This project consists in the implementation and comparison of two abstract neuronal models, by deriving their sub- and supra-threshold behaviour and computing their gain functions.

The LIF model is inspired by the famous integrate-and-fire (IF) reduced neuronal model, but it adds a leakage channel. This model is able to display only tonic spiking activity.

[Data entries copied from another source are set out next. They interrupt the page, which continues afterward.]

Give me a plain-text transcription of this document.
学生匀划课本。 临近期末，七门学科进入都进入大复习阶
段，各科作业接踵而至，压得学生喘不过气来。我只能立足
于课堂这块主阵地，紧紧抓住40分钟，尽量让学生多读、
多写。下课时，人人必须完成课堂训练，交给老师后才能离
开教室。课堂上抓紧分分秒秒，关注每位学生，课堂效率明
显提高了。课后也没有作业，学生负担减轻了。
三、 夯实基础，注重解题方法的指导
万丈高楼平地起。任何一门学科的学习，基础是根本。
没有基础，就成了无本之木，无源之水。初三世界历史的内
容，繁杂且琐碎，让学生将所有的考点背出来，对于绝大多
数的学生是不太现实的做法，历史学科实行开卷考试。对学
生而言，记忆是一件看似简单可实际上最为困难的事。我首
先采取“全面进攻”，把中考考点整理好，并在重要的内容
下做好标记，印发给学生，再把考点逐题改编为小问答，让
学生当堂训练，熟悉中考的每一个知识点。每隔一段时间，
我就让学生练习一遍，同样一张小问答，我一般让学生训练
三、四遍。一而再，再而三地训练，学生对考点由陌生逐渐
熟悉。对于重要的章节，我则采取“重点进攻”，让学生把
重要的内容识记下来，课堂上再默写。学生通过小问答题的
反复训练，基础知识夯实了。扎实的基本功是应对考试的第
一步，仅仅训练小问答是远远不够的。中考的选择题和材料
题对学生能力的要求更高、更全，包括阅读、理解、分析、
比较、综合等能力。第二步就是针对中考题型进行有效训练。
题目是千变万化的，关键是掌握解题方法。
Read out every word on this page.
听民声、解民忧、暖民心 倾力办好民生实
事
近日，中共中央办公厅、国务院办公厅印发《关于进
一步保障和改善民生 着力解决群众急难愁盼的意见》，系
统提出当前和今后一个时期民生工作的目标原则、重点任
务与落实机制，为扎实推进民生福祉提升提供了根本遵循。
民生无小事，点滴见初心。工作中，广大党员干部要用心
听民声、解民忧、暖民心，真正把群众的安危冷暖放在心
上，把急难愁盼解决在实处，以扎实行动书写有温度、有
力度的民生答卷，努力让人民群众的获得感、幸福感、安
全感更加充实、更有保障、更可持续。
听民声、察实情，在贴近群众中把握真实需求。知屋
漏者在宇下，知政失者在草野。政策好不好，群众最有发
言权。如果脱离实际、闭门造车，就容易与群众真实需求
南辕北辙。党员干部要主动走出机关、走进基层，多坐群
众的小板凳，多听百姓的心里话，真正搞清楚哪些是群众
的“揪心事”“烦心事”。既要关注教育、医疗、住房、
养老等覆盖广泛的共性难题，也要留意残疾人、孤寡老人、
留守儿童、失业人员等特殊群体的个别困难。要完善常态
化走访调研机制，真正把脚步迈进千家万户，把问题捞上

$$C_{m}\frac{dV_{m}}{dt}=-I_{leak}+I_{stim}$$

where $I_{leak}=g_{leak}\bigl(V_{m}-E_{leak}\bigr)$ is the leakage current and $I_{stim}$ is the stimulation current, which might be substituted by the synaptic current $I_{syn}$ as well.

The IFB model, on the other hand, extends the LIF one and enables the simulation of bursting activity patterns as well, by taking into account T-type low voltage activated $\text{Ca}^{2+}$ channels.

$$C_{m}\frac{dV_{m}}{dt}=-I_{leak}-I_{T}+I_{stim}$$

$$\tau_{h}\frac{dh}{dt}=-h+h_{\infty}$$

where $I_{leak}=g_{leak}\bigl(V_{m}-E_{leak}\bigr)$ is the leakage current, $I_{T}=g_{T}h\bigl(V_{m}-E_{T}\bigr)\Theta\bigl(V_{m}-V_{h}\bigr)$ and $I_{stim}$ is the stimulation current, which might be substituted by the synaptic current $I_{syn}$ as well. Moreover, $h_{\infty}=\Theta\bigl(V_{h}-V_{m}\bigr)$ and $\tau_{h}=\tau_{h}^{-}\Theta\bigl(V_{m}-V_{h}\bigr)+\tau_{h}^{+}\Theta\bigl(V_{h}-V_{m}\bigr)$. Finally, $\Theta\bigl({\cdot}\bigr)$ is the Heaviside step function.